Daniel Clement Dennett (1942-) brachte diese Einsichten in eine noch breitere Perspektive und stellte diese Vision der Arbeit des Geistes in seinem Buch Kinds of Minds aus dem Jahr 1996 vor: „Die Aufgabe eines Geistes ist es, Zukunft zu erzeugen. Ein Geist ist im Grunde ein Vorreiter ein Erwartungsgenerator. Es gewinnt die Gegenwart nach Hinweisen, die es mit Hilfe der aus der Vergangenheit geretteten Materialien verfeinert und in Zukunftserwartungen verwandelt. Und dann wirkt es rational auf diese hart gewonnenen Erwartungen. “(S. 57-58)

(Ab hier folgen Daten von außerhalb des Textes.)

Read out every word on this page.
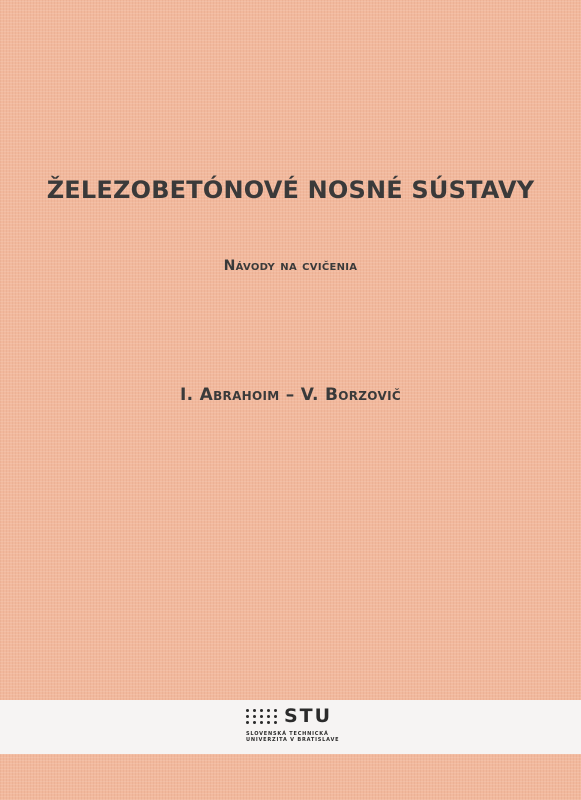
ŽELEZOBETÓNOVÉ NOSNÉ SÚSTAVY
Návody na cvičenia
I. Abrahoim – V. Borzovič
STU
SLOVENSKÁ TECHNICKÁ
UNIVERZITA V BRATISLAVE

Ob Menschen oder Tiere jemals rational reagieren, ist natürlich umstritten. Es ist jedoch klar, dass unser Gehirn oft die Vergangenheit anruft, um sich auf die Zukunft vorzubereiten. Ein Blick auf die Ideen von Sherrington und Pavlov in diesem Licht legt einen nützlichen Rahmen für das Verständnis der Entwicklung von Gehirn und Verhalten nahe – ob sich dieses Verhalten als anpassungsfähig oder schlecht anpassungsfähig erweist (Wasserman, 2018).
Verweise
Pavlov, IP (1928/1963). Vorträge über konditionierte Reflexe: 25 Jahre objektive Studie der höheren Nervenaktivität (Verhalten) von Tieren. New York: Internationale Verleger.
Sherrington, CS (1906). Die integrative Wirkung des Nervensystems. New Haven: Yale University Press.